Change in Migration Route

  1. Introduction
  2. Predators
  3. Loss of Habitat
  4. Contaminants
  5. Change in Migration Routes
  6. Climate Change
  7. Plans for the Future

One hypothesis is that birds have altered their migration routes from historical ones, due to the various factors above. The way to discover this is to track them from their overwintering grounds to their breeding grounds. Perhaps numbers aren’t as depressed as scientist think. Perhaps the birds have indeed altered their routes.

The joint consortium of Kahiltna Research Group, The Centre for Wildlife Ecology at Simon Fraser University, the Department of Defense and Partners in Flight summarized the extensive knowledge of western sandpiper northward migration, using all known studies through 2004. Why the northward migration only? –1) males and females and first time breeders migrate together only on the northward journey, and thus counts are for all migrants, 2) breeding populations pose difficult censusing counts because the nests are so scattered, so this method is not feasible, and 3) birds migrating south are not aggregated in time or space, but birds on the northward migration are concentrated in a small number of wetlands, and in large numbers, so accurate and more complete counts are more available during the northward migration.Flock of Sandpipers take flight.
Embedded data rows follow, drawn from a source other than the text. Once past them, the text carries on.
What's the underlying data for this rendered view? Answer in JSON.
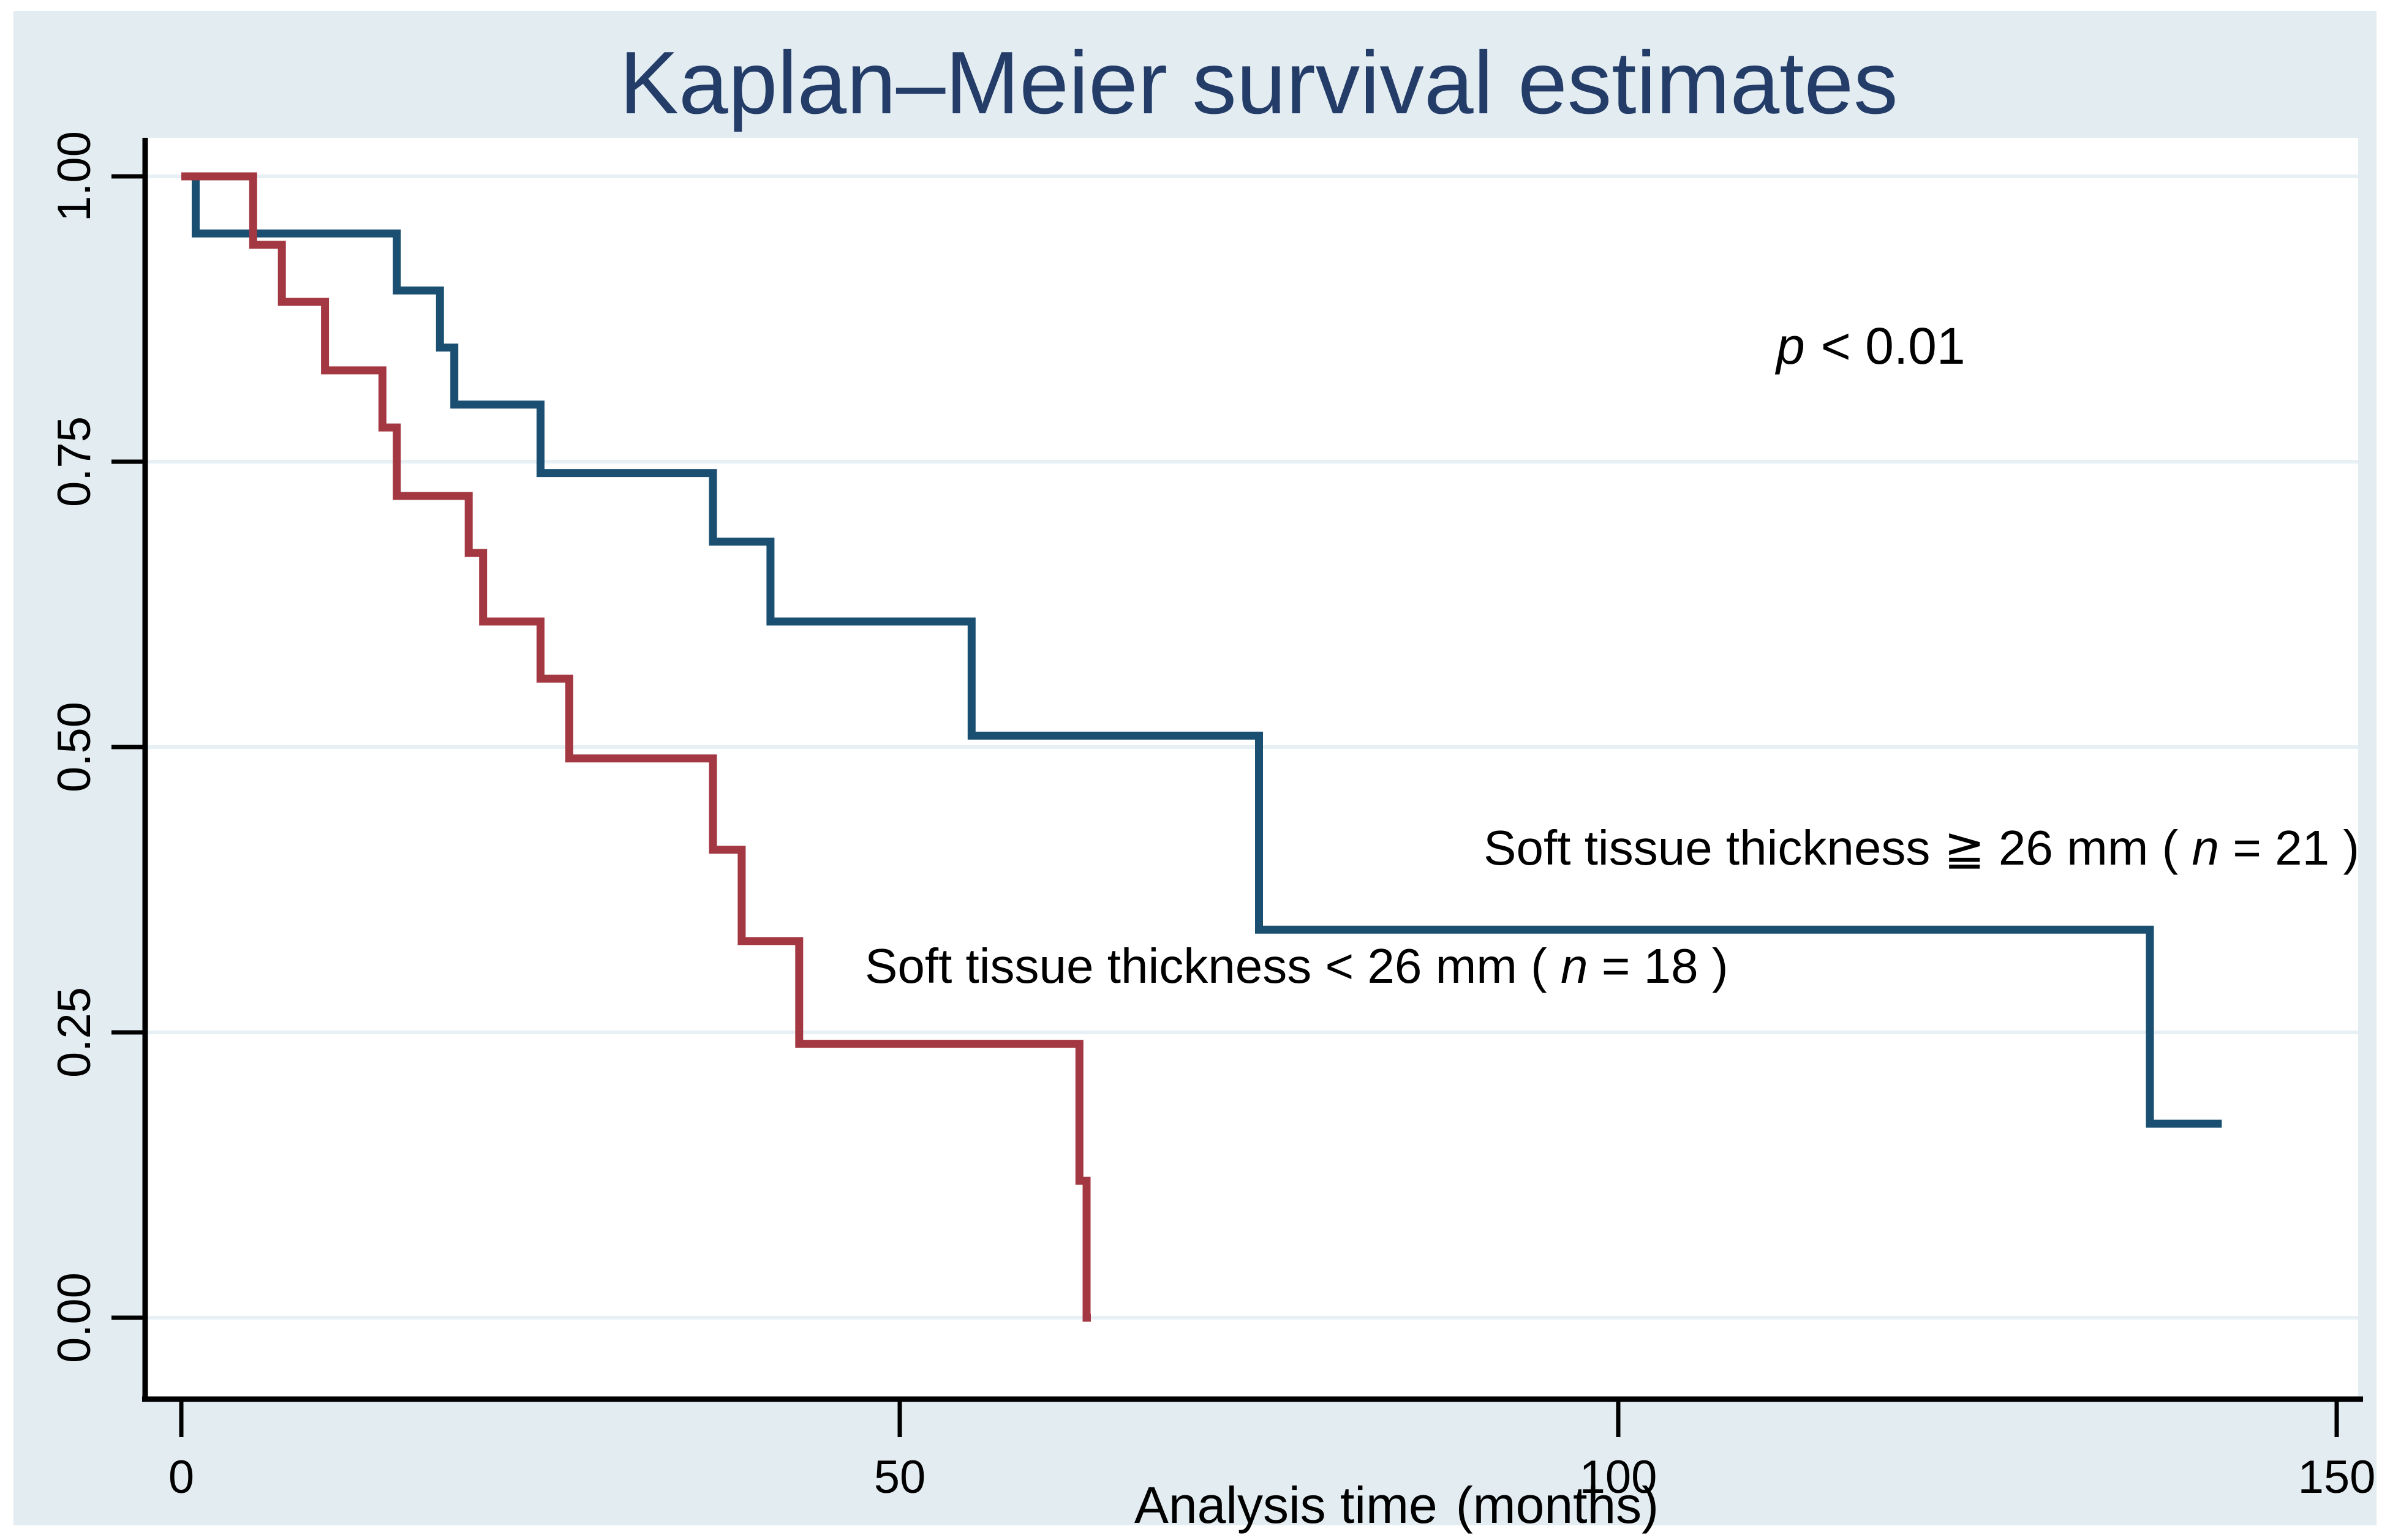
{
  "chart_data": {
    "type": "line",
    "subtype": "kaplan-meier-step",
    "title": "Kaplan–Meier survival estimates",
    "xlabel_main": "Analysis time",
    "xlabel_unit": "(months)",
    "ylabel": "",
    "xlim": [
      0,
      150
    ],
    "ylim": [
      0.0,
      1.0
    ],
    "x_ticks": [
      0,
      50,
      100,
      150
    ],
    "x_tick_labels": [
      "0",
      "50",
      "100",
      "150"
    ],
    "y_ticks": [
      1.0,
      0.75,
      0.5,
      0.25,
      0.0
    ],
    "y_tick_labels": [
      "1.00",
      "0.75",
      "0.50",
      "0.25",
      "0.00"
    ],
    "grid": "horizontal",
    "legend_position": "inline-annotations",
    "annotation": {
      "var": "p",
      "rest": "< 0.01"
    },
    "colors": {
      "figure_background": "#e2ecf1",
      "plot_background": "#ffffff",
      "gridline": "#e7f0f5",
      "axis": "#000000",
      "title": "#233c68",
      "series_ge26": "#1a4f72",
      "series_lt26": "#a43842"
    },
    "series": [
      {
        "id": "ge26mm",
        "label_prefix": "Soft tissue thickness ≧ 26 mm ( ",
        "label_var": "n",
        "label_suffix": " = 21 )",
        "n": 21,
        "color": "#1a4f72",
        "points": [
          [
            0,
            1.0
          ],
          [
            1,
            0.95
          ],
          [
            15,
            0.9
          ],
          [
            18,
            0.85
          ],
          [
            19,
            0.8
          ],
          [
            25,
            0.74
          ],
          [
            37,
            0.68
          ],
          [
            41,
            0.61
          ],
          [
            55,
            0.51
          ],
          [
            75,
            0.34
          ],
          [
            137,
            0.17
          ]
        ],
        "end_time": 142
      },
      {
        "id": "lt26mm",
        "label_prefix": "Soft tissue thickness < 26 mm ( ",
        "label_var": "n",
        "label_suffix": " = 18 )",
        "n": 18,
        "color": "#a43842",
        "points": [
          [
            0,
            1.0
          ],
          [
            5,
            0.94
          ],
          [
            7,
            0.89
          ],
          [
            10,
            0.83
          ],
          [
            14,
            0.78
          ],
          [
            15,
            0.72
          ],
          [
            20,
            0.67
          ],
          [
            21,
            0.61
          ],
          [
            25,
            0.56
          ],
          [
            27,
            0.49
          ],
          [
            37,
            0.41
          ],
          [
            39,
            0.33
          ],
          [
            43,
            0.24
          ],
          [
            62.5,
            0.12
          ],
          [
            63,
            0.0
          ]
        ],
        "end_time": 63.3
      }
    ]
  }
}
After summarizing the historical data, the next step was to determine where these birds go—i.e. what is their current route? Our approach was to track them via radios, and follow them in a small plane. During our second year, we placed radios on the birds in Panama and followed them up the coast towards Alaska.
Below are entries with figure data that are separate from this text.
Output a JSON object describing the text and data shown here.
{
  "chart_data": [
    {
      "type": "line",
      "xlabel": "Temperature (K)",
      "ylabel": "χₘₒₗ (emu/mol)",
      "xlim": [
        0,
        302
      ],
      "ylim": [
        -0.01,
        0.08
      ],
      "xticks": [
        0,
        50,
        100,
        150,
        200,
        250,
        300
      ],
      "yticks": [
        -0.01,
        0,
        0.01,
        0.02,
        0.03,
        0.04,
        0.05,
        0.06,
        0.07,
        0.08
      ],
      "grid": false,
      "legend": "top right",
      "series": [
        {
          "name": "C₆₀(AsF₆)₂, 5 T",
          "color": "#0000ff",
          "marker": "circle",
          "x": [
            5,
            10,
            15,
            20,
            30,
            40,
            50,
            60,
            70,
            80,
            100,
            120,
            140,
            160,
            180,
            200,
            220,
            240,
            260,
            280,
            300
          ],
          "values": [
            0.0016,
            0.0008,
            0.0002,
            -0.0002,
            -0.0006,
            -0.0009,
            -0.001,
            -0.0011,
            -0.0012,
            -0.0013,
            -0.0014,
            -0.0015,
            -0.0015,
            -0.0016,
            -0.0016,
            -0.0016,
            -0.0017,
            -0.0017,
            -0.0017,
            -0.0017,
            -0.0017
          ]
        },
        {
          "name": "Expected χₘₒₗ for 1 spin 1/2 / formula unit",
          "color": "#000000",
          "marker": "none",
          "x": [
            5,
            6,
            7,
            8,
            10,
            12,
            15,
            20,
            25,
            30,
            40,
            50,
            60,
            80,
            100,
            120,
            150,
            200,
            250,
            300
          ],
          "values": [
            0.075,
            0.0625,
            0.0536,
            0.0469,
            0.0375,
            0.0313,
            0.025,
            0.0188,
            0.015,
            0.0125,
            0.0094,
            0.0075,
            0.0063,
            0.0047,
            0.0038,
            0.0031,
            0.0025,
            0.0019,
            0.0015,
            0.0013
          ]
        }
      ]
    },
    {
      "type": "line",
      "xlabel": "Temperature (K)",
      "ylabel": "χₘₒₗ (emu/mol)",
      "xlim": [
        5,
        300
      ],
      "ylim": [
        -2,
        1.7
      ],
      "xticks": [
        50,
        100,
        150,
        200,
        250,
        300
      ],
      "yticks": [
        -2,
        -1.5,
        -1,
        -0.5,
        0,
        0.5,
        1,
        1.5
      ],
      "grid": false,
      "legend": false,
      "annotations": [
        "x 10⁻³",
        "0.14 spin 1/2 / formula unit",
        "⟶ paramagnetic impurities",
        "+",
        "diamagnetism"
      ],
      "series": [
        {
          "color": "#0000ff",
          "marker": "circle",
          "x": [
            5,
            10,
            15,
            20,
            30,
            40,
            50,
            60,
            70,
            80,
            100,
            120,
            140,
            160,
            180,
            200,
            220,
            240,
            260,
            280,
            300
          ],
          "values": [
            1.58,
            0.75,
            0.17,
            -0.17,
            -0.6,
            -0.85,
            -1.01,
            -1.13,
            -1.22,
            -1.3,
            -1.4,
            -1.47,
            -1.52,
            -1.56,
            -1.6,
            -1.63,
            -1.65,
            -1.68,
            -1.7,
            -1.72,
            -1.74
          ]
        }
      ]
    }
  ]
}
We radio-tagged birds in Panama Bay and tracked them up the west coast of Mexico and California in 2005 and 2006. These birds made a very long initial flight, stopping at Las Marismas in Sinaloa, (the National Estuaries, only parts of which are protected), a major overwintering and staging area for shorebird migration, and also at Tobari in Sonora.
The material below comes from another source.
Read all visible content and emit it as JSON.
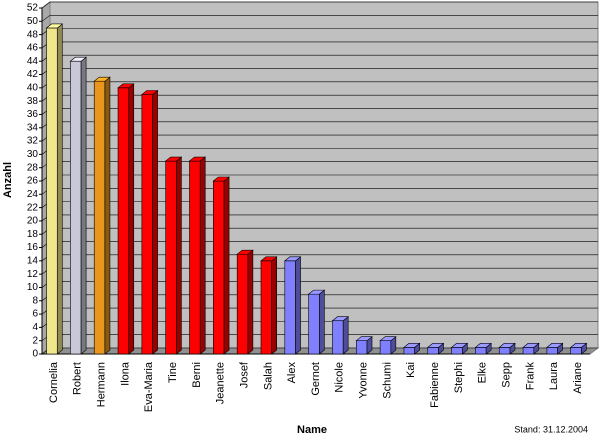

From there the birds went north along the large west coast Mexican estuaries to the border of California. In 2005, none of the Panama birds took the California coastal route. In 2005, Mexican birds, radio-tagged in Bahia Santa Maria Sinaloa, near Culiacan, skipped southern California and first appeared near Vandenberg Air Force Base and Morro Bay in Central coastal California. In 2006, we found birds from Panama at Buena Vista Lagoon, north of San Diego, and inland north of Paso Robles just south of Camp Roberts (California Army National Guard) along the Salinas River. These stopping places are unlike previously recorded stopover sites, in that they are small and could not support large numbers of birds at a time, unlike the large coastal estuaries in California and the inland prairie potholes.

We believe that in 2005, the Panama birds may have flown an inland route east of the Sierra Nevada mountains through Nevada or Utah. This route is hypothesized to be a preferred route in wet years, which the winter of 2004-2005 was, filling up the prairie potholes with water. The year 205-2006 was fairly dry, and Panama birds took a coastal-to-west-of the Sierras route. The next step is for researchers to fly the east coast of Mexico, up the Yucatan to Texas, and then inland to Utah and Nevada, to determine if this inland route is being used frequently.

Nils Warnock has found that birds from Bahia Santa Maria make it at least to San Francisco Bay. For many years, Mary Ann Bishop (USFS Cordova Alaska) has observed birds at the Copper River Delta for many years, which is similar to Panama Bay in that it is a funnel through which migrating shorebirds fly. With pooled results from all studies, we should be able at last to determine if birds have changed their routes.